L’ Allemagne se cherche un nouveau modèle

28-02-2023 à 14:45:06

Ce 25 février, le chancelier allemand Olaf Scholz entamait une visite officielle en Inde pour y renforcer les liens de l’Allemagne avec elle. Elle fait suite à sa récente visite en Chine et s’inscrit dans un contexte où l’Allemagne est confrontée à la fin d’un modèle réussi depuis 20 ans.

2022 fut un « annus horribilis » : la baisse surprise du PIB et la suppression d’emplois par le groupe BASF ne sont que les derniers signaux de la liste. Serait-ce la fin d’un âge d’or où, depuis 20 ans, le PIB par habitant des Allemands dépassait de 11 % celui des Français ?

Son modèle économique

Depuis 20 ans, Le modèle allemand reposait sur les Großkonzern (groupes mondiaux aux marques célèbres) et le Mittelstand (nombreuses grosses entreprises familiales) qui employaient une main-d’œuvre qualifiée (grâce au système de l’Ausbildung qui forme les jeunes de 15 ans pour les métiers technologiques).

Ces employés étaient bien payés, car spécialisés dans la fabrication à forte valeur ajoutée (voitures haut de gamme, chimie de spécialité et machines-outils).

Des produits bénéficiant de coûts de fabrication bas grâce au gaz russe, vendus en Europe sans droits de douane (grâce à l’UE) ni souci de taux de change (grâce à l’Euro) ou exportés en Chine ainsi qu’aux USA.

La paix sociale était garantie par une inflation basse et le plein emploi ; les comptes publics étaient positifs.
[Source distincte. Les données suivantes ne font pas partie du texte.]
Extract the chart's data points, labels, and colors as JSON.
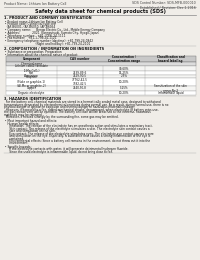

En effet, l’Allemagne a toujours maîtrisé le nombre de ses fonctionnaires, les montants de l’aide sociale et les coûts de l’immigration.

De plus elle n’a jamais dépensé d’argent dans la protection nucléaire, ayant confié sa sécurité à l’armée américaine, et laissé la responsabilité des « OPEX », la sécurité extérieure de l’UE aux Grecs, aux Italiens et, surtout, aux Français.

Un équilibre compliqué

Depuis 2022, l’Allemagne a dû réduire ses achats de gaz russe et ne peut plus compter sur le pipeline Nord Stream 2 depuis son sabotage. Elle doit désormais acheter du gaz liquéfié aux USA et aux pays arabes, tout en construisant un terminal géant dans le port gazier de Willehmshaven. En outre, l’inflation historique (8 % en 2022 !) a forcé l’État à débloquer 65 milliards d’euros pour aider les citoyens.

De plus, face à la guerre en Ukraine et à la Pologne (qui a décidé de devenir la première armée de terre d’Europe sous 10 ans), Olaf Scholtz a dû promettre 100 milliards d’euros pour des armements nouveaux. La formule qui agite la presse est désormais « Kinder oder Panzer » ? Le social ou la guerre ?

De plus, la Chine possède désormais ses usines et produit ses propres voitures, qu’elle vend dans le monde entier, même en Europe. Et les USA ont annoncé l’« IRA », un plan colossal de protectionnisme qui favorisera le made in USA et qui inquiète beaucoup l’Allemagne ; les industriels allemands vont implanter de nouvelles usines aux États-Unis pour y bénéficier de subventions étatiques et d’une énergie moins chère. Pire, l’UE annonce l’interdiction de fabriquer des voitures diesel et essence en 2035 ; or l’industrie allemande (et européenne) est en retard dans l’électrique qui dépend de technologies étrangères, de minéraux chinois et de subventions étatiques. Même Elon Musk annonçait cette semaine dans le quotidien FAZ qu’il revoyait ses ambitions à la baisse pour sa nouvelle « giga factory » de batteries Tesla à Berlin.

Pendant ce temps, la main-d’œuvre allemande vieillit et compte de plus en plus d’immigrés, la traditionnelle concorde sociale issue de la « cogestion » est remplacé par une relation plus vindicative et des syndicats plus durs, tandis que les grèves sont désormais fréquentes. Et l’Ausbildung souffre du désintérêt croissant des jeunes générations pour les métiers techniques et du rejet par certains de la croyance dans le progrès technologique ; Vorsprung durch Tecknik (le slogan de la marque Audi) trouve moins d’écho dans la cette génération.

Reste la stabilité politique force historique du pays ; succédant à des chanceliers qui ont gouverné pendant 16 ans (Helmut Kohl), 7 ans (Gerard Schroeder) et 16 ans (Angela Merkel), Olaf Scholz doit encore prouver qu’il a le charisme et la vision nécessaire pour présider aux destinées des Allemands sur le long terme.